Ralph Painter was in the back of the first tank that hit the shores of Utah Beach 75 years ago.

He remembers every little detail of one of the most violent days in history.

"I've tried two or three times to write something about it, you know, so the grand kids would know about it. But, I have nightmares so bad I can't do it. I just saw so much,” Painter said.

The nightmares of that day are in his head constantly.

"We were the first vehicles on the beach. Two tanks. There was dead people laying everywhere. We almost froze to death. I'm a 100% disabled veteran because I have frostbite,” Painter said.

But those aren't the only tough memories.

In April of 1944, he'd been caught in the middle of Operation Tiger, a training operation for D-Day that went terribly wrong. The massacre was withheld from the public for over four decades.
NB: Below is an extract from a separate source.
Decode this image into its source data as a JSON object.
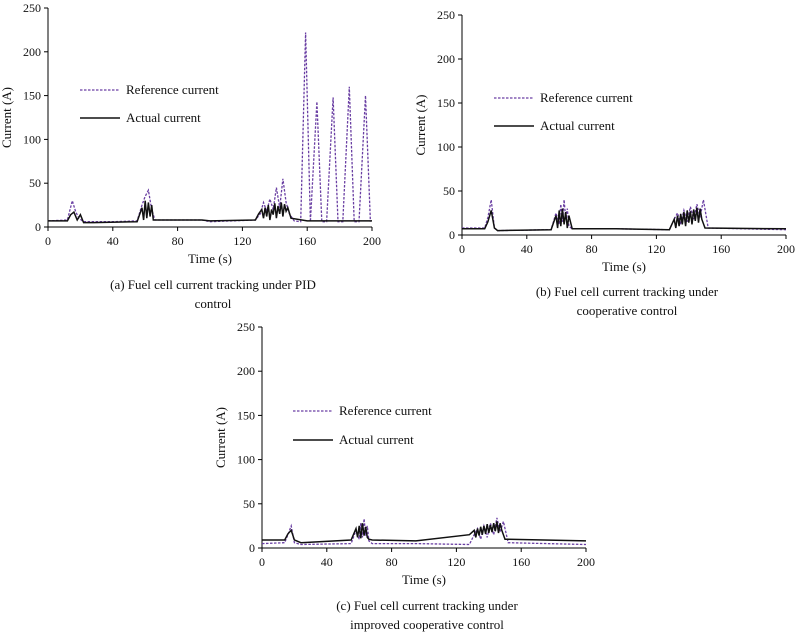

"And the U-boats came in and they killed about 860 sailors. They burned up in their ships. They were in the Atlantic,” Painter said.

Painter also saw action in the Battle of the Bulge, the deadliest single battle in United States history.

The fighting in Belgium was waged in minus 20 degree weather.

After all he experienced in 1944 and 1945, he was just ready to go.

"Well, they asked me if I wanted to put in for disability. I said 'no, I just want to get home,” Painter said.

Back stateside, Painter worked for TVA as an engineer for more than 30 years.

Only 20 of the men in his battalion are still alive.

He says he never planned on going back to the historic battle grounds and the past is in the past.

"But I didn't want to go back over there. I get sea sick and I hate flying,” Painter said.

Even though, mentally, it's been a difficult road for him, he wants his family to always know he would do it all over again.

“I want them to think about me and what I did was the greatest thing that ever happened to me,” Painter said.

He turned 97 on Tuesday.

He also told Channel 3, he went to his high school reunion last week and was the only one left in his graduating class.

He says his former lieutenant still sends them newsletters.